И уже не было тесненького неоплаченного номера, а лежало голубое утро над росистыми хлебами. Солнце радостно подымалось над затененным еще оврагом. Синел лес. Никли отяжелевшие росой травы. Ребятишки гнали стадо в ленивой пыли, и необыкновенно звонко и далеко разносились голоса в серебряном воздухе. Утро смотрело, словно умытое, и, вперебивку, надрываясь, щебетали, как потерянные, птицы.
И опять из угла в угол бегает Белощеков в продранных носках и громко шепчет, отворачиваясь и стараясь не глядеть на то место стола, где лежит счет.
Когда бегает, поворачивается так быстро на углах, что голова начинает кружиться. Останавливается передохнуть и тогда чувствует, как страшно хочется есть.
Достает два кусочка сахара, хрустит ими на зубах, потом затягивает пояс, загоняя желудок под ребра, и снова спешит к мужику, который тарахтит уже домой, – и прыгает по кочкам брошенная сзади на телеге охапка свежескошенной травы.
И опять нет номера, тесных стен, изуродованного дерева на асфальтовом дне, а – деревня потягивает деготь-ком, петухи кричат, куры в разговорах роются на солнце, скачут верхом на хворостинках голопузые ребятишки, и доносится с другого конца деревни из кузницы – пятаки… пя-та-ки: звонко бьют по наковальне.
Белеет церковка.
Так встает это все на бумаге мучительно, как в родах, бесконечно мучительно оттого, что это не так остро и ярко, как в голове и сердце.
Раз подошел к зеркалу и ахнул: глянул на него оттуда тщедушный человечек в веснушках с запавшими земляными щеками. Глаза блестели, и даже волосы были какого-то голодного цвета.
– Нет, надо пойти хоть воздуху глотнуть, а то так и сдохнешь по нечаянности.
А на воздухе голова закружилась от движения, от влаги, от звонков и гула трамваев. С проволоки падали, освещая, синие искры.
У всех были замечательно сытые морды, у мужчин, у женщин, даже у бежавших в оглоблях лошадей.
Он подальше обходил те места, где висели вывески чайных и столовых.
А на улицах все та же нескончаемая, вечно движущаяся, день и ночь не замирающая толпа.
Из какого-то ненасытного чрева выливались эти люди, и опять эта же ненасытная пасть их глотала. Шел чудовищный круговорот. И никогда не чувствовал себя таким одиноким Белощеков, как в этом гигантском водовороте.
Не голод, не безденежье давили петлей, а это мертвое одиночество среди движущейся толпы. Ион торопливо бежал в свой номер, схватывал перо, бумагу, и знакомо, приветливо, сердечно обступали его со всех сторон мужики, бабы со своими нуждами, горем, слезами.

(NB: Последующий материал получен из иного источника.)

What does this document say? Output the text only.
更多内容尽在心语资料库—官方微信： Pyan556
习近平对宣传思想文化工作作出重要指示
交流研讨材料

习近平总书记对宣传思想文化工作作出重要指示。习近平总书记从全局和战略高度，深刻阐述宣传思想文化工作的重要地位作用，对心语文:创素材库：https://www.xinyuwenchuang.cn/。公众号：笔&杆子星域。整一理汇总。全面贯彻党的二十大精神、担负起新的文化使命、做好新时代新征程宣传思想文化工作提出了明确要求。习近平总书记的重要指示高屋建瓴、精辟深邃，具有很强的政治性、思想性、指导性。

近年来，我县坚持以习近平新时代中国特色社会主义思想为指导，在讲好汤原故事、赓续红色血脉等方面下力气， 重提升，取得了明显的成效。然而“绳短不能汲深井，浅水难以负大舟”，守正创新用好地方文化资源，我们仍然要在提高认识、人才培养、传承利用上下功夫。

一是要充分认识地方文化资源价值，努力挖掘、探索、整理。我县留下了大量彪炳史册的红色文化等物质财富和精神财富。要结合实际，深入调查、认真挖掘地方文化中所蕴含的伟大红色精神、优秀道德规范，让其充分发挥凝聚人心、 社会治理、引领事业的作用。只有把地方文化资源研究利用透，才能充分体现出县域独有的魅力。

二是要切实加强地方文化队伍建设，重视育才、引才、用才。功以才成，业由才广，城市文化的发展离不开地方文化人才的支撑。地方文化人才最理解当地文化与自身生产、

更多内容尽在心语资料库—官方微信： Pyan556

Приходила радость полей, солнца, медленно шумящего леса.
Иногда в это нездешнее царство приходил официант и заявлял:
– Ежели не заплатите к завтрему, съезжайте – управляющий велел.
«Ведь и он от тех же мужиков, – думал Белощеков, – либо мать, либо отец вот в этой моей деревне. Ведь его мне описывать придется… Нет, не его, а другого, настоящего, не этого, а этот – грубый, черт… Ишь дьявол – „съезжайте“. Без тебя съеду…»
Белощеков еще туже перетянул пояс – пальца не просунешь, – и отнес осеннее пальто в ломбард. Назад легко шел в обвисшем от дождя летнем пальто, и с обвисших полей шляпы бежала вода. Зато на столе не мучил все время лежавший счет – полегчало.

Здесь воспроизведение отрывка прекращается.